I want to compute $K_N * K_N$, where $K_N$ is the Nth Fejér Kernel $$K_N(t) = \frac{1}{N} \sum_{n=0}^{N-1} \sum_{k=-n}^n e^{ikt}.$$
So I tried to determine $\widehat{K_N * K_N} = \hat{K}_N\hat{K}_N,$ and since $K_N =\frac{1}{N} \sum_{n=0}^{N-1} D_n(t)$, where $D_n(t)$ is the Dirichlet kernel, I thought $\hat{K}_N(n)$ could be written as $\frac{1}{N}(\hat{D_0}(n) + \dots + \hat{D}_{N-1}(n))$, where $\hat{D}_n(n) = 1$ for $|n| \leq N$, and zero otherwise.
But this gives me $\hat{K}_N = 1$ and that is apparently wrong since the solution says that $\hat{K}_N(n)\hat{K}_N(n) = (1 - \frac{|n|}{N})^2$ if $|n| \leq N$.
(Note that I am working with convolutions of $2\pi$-periodic functions.)
So I am wondering 1) Why my way of solving this gives the wrong answer, 2) how to actually solve it to get the right answer.
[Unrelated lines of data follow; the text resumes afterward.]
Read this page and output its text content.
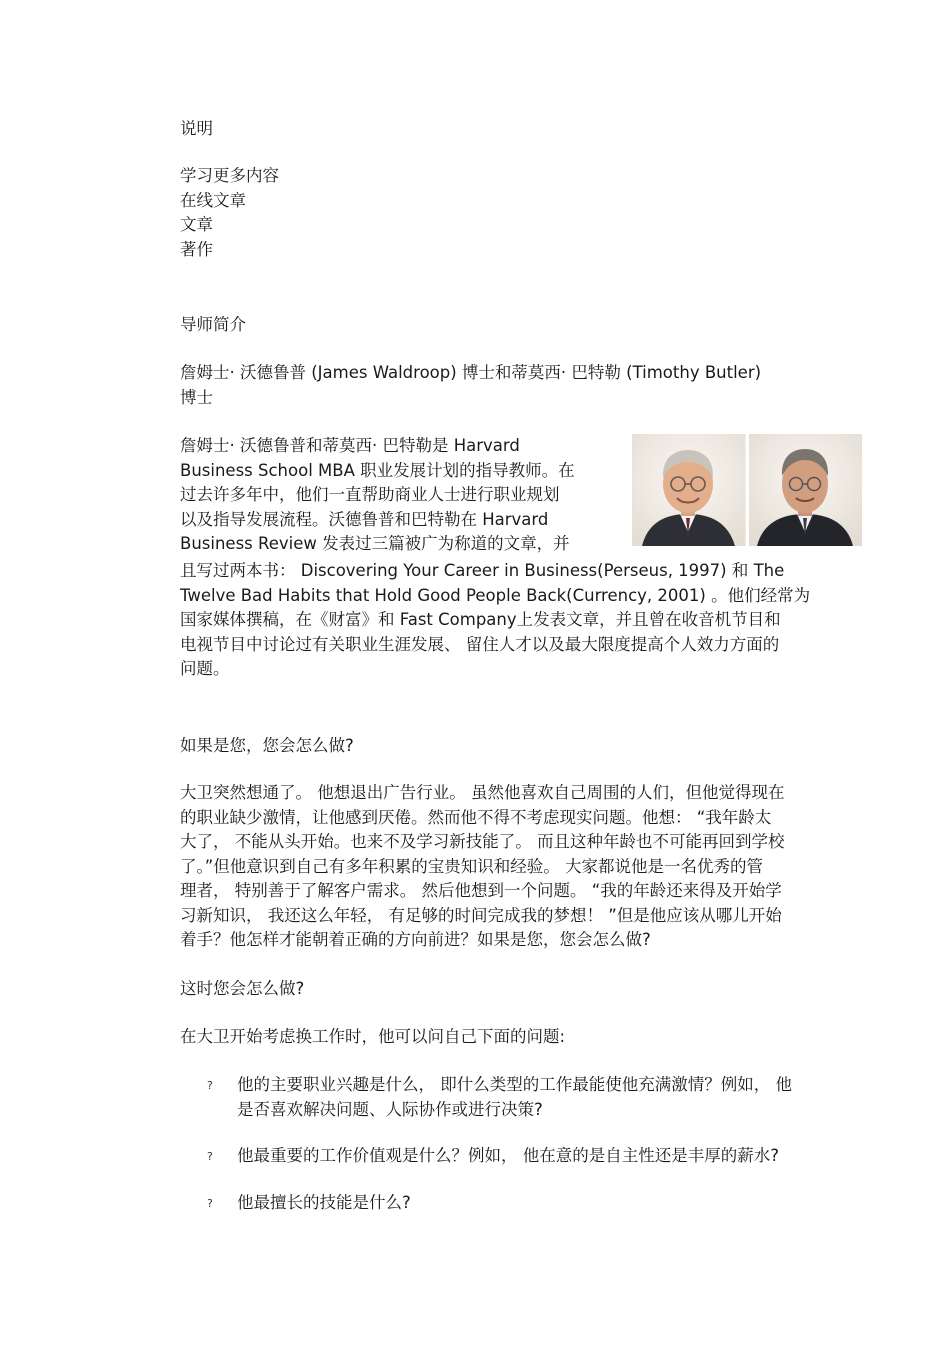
说明

学习更多内容
在线文章
文章
著作

导师简介

詹姆士· 沃德鲁普 (James Waldroop) 博士和蒂莫西· 巴特勒 (Timothy Butler)
博士
詹姆士· 沃德鲁普和蒂莫西· 巴特勒是 Harvard
Business School MBA 职业发展计划的指导教师。在
过去许多年中，他们一直帮助商业人士进行职业规划
以及指导发展流程。沃德鲁普和巴特勒在 Harvard
Business Review 发表过三篇被广为称道的文章，并
且写过两本书： Discovering Your Career in Business(Perseus, 1997) 和 The
Twelve Bad Habits that Hold Good People Back(Currency, 2001) 。他们经常为
国家媒体撰稿，在《财富》和 Fast Company上发表文章，并且曾在收音机节目和
电视节目中讨论过有关职业生涯发展、 留住人才以及最大限度提高个人效力方面的
问题。

如果是您，您会怎么做?

大卫突然想通了。 他想退出广告行业。 虽然他喜欢自己周围的人们，但他觉得现在
的职业缺少激情，让他感到厌倦。然而他不得不考虑现实问题。他想： “我年龄太
大了， 不能从头开始。也来不及学习新技能了。 而且这种年龄也不可能再回到学校
了。”但他意识到自己有多年积累的宝贵知识和经验。 大家都说他是一名优秀的管
理者， 特别善于了解客户需求。 然后他想到一个问题。 “我的年龄还来得及开始学
习新知识， 我还这么年轻， 有足够的时间完成我的梦想！ ”但是他应该从哪儿开始
着手？他怎样才能朝着正确的方向前进？如果是您，您会怎么做?

这时您会怎么做?

在大卫开始考虑换工作时，他可以问自己下面的问题:

? 他的主要职业兴趣是什么， 即什么类型的工作最能使他充满激情？例如， 他
是否喜欢解决问题、人际协作或进行决策?
? 他最重要的工作价值观是什么？例如， 他在意的是自主性还是丰厚的薪水?
? 他最擅长的技能是什么?
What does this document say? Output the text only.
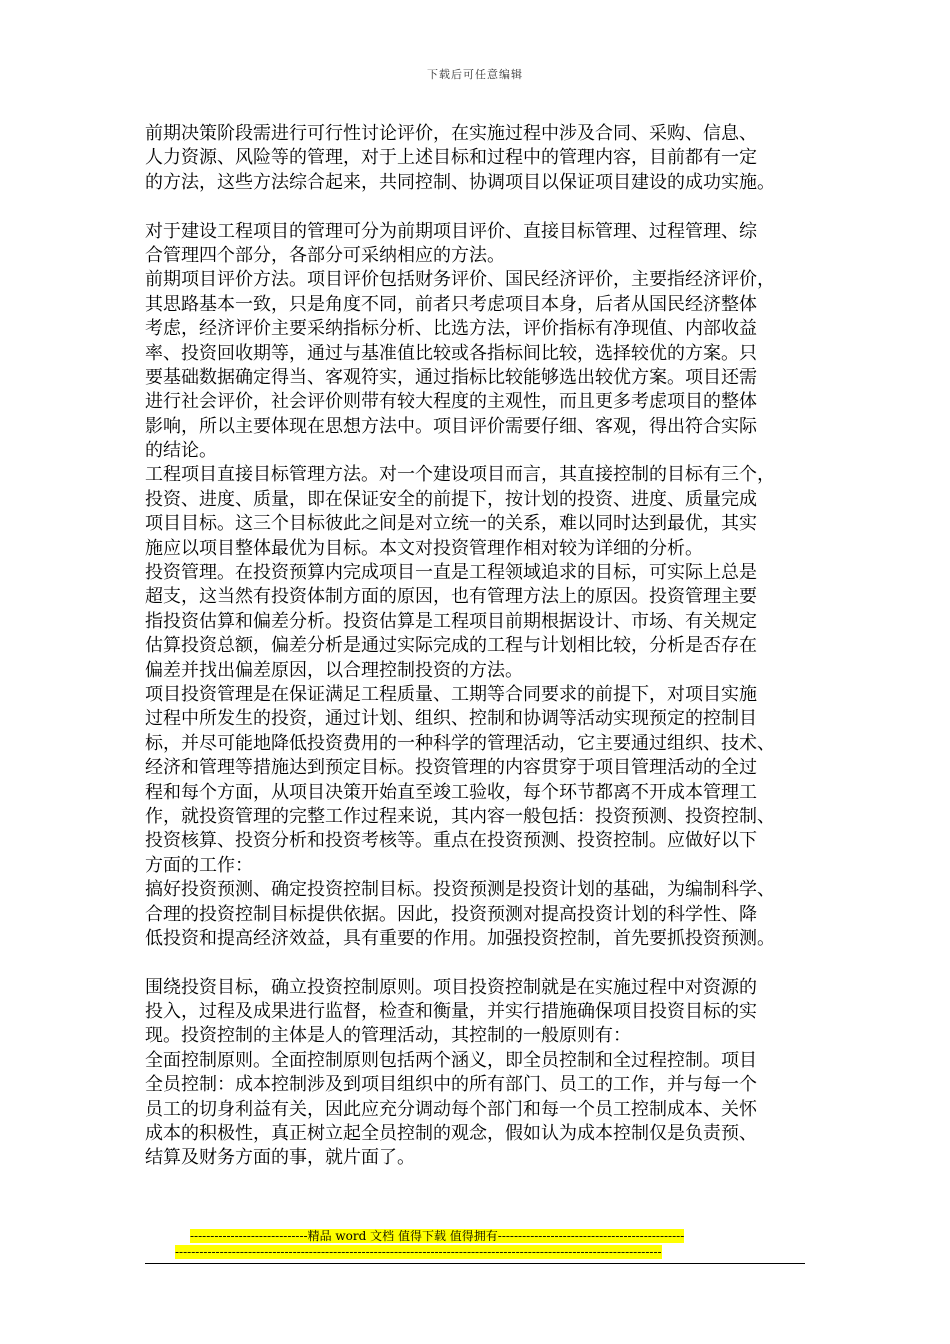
下载后可任意编辑
前期决策阶段需进行可行性讨论评价，在实施过程中涉及合同、采购、信息、
人力资源、风险等的管理，对于上述目标和过程中的管理内容，目前都有一定
的方法，这些方法综合起来，共同控制、协调项目以保证项目建设的成功实施。
对于建设工程项目的管理可分为前期项目评价、直接目标管理、过程管理、综
合管理四个部分，各部分可采纳相应的方法。
前期项目评价方法。项目评价包括财务评价、国民经济评价，主要指经济评价，
其思路基本一致，只是角度不同，前者只考虑项目本身，后者从国民经济整体
考虑，经济评价主要采纳指标分析、比选方法，评价指标有净现值、内部收益
率、投资回收期等，通过与基准值比较或各指标间比较，选择较优的方案。只
要基础数据确定得当、客观符实，通过指标比较能够选出较优方案。项目还需
进行社会评价，社会评价则带有较大程度的主观性，而且更多考虑项目的整体
影响，所以主要体现在思想方法中。项目评价需要仔细、客观，得出符合实际
的结论。
工程项目直接目标管理方法。对一个建设项目而言，其直接控制的目标有三个，
投资、进度、质量，即在保证安全的前提下，按计划的投资、进度、质量完成
项目目标。这三个目标彼此之间是对立统一的关系，难以同时达到最优，其实
施应以项目整体最优为目标。本文对投资管理作相对较为详细的分析。
投资管理。在投资预算内完成项目一直是工程领域追求的目标，可实际上总是
超支，这当然有投资体制方面的原因，也有管理方法上的原因。投资管理主要
指投资估算和偏差分析。投资估算是工程项目前期根据设计、市场、有关规定
估算投资总额，偏差分析是通过实际完成的工程与计划相比较，分析是否存在
偏差并找出偏差原因，以合理控制投资的方法。
项目投资管理是在保证满足工程质量、工期等合同要求的前提下，对项目实施
过程中所发生的投资，通过计划、组织、控制和协调等活动实现预定的控制目
标，并尽可能地降低投资费用的一种科学的管理活动，它主要通过组织、技术、
经济和管理等措施达到预定目标。投资管理的内容贯穿于项目管理活动的全过
程和每个方面，从项目决策开始直至竣工验收，每个环节都离不开成本管理工
作，就投资管理的完整工作过程来说，其内容一般包括：投资预测、投资控制、
投资核算、投资分析和投资考核等。重点在投资预测、投资控制。应做好以下
方面的工作：
搞好投资预测、确定投资控制目标。投资预测是投资计划的基础，为编制科学、
合理的投资控制目标提供依据。因此，投资预测对提高投资计划的科学性、降
低投资和提高经济效益，具有重要的作用。加强投资控制，首先要抓投资预测。
围绕投资目标，确立投资控制原则。项目投资控制就是在实施过程中对资源的
投入，过程及成果进行监督，检查和衡量，并实行措施确保项目投资目标的实
现。投资控制的主体是人的管理活动，其控制的一般原则有：
全面控制原则。全面控制原则包括两个涵义，即全员控制和全过程控制。项目
全员控制：成本控制涉及到项目组织中的所有部门、员工的工作，并与每一个
员工的切身利益有关，因此应充分调动每个部门和每一个员工控制成本、关怀
成本的积极性，真正树立起全员控制的观念，假如认为成本控制仅是负责预、
结算及财务方面的事，就片面了。
-----------------------------精品 word 文档 值得下载 值得拥有----------------------------------------------
------------------------------------------------------------------------------------------------------------------------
The Fejér kernel can be written as $$ F_n(x) = \sum_{|j|\leq n}\left(1-\frac{|j|}{n}\right) e^{ijx} $$ hence if $f$ is a $2\pi$-periodic function in $L^2(-\pi,\pi)$ we have: $$ (f*F_n)(x) = \sum_{|j|\leq n}\left(1-\frac{|j|}{n}\right)\widehat{f}_{\!j}\, e^{ijx} $$ by the convolution property you mention, $\widehat{f*g}=\widehat{f}\cdot\widehat{g}$. By taking $f=F_n$ in the above identity $$ (F_n*F_n)(x) = \sum_{|j|\leq n}\left(1-\frac{|j|}{n}\right)^2 e^{ijx} $$ readily follows.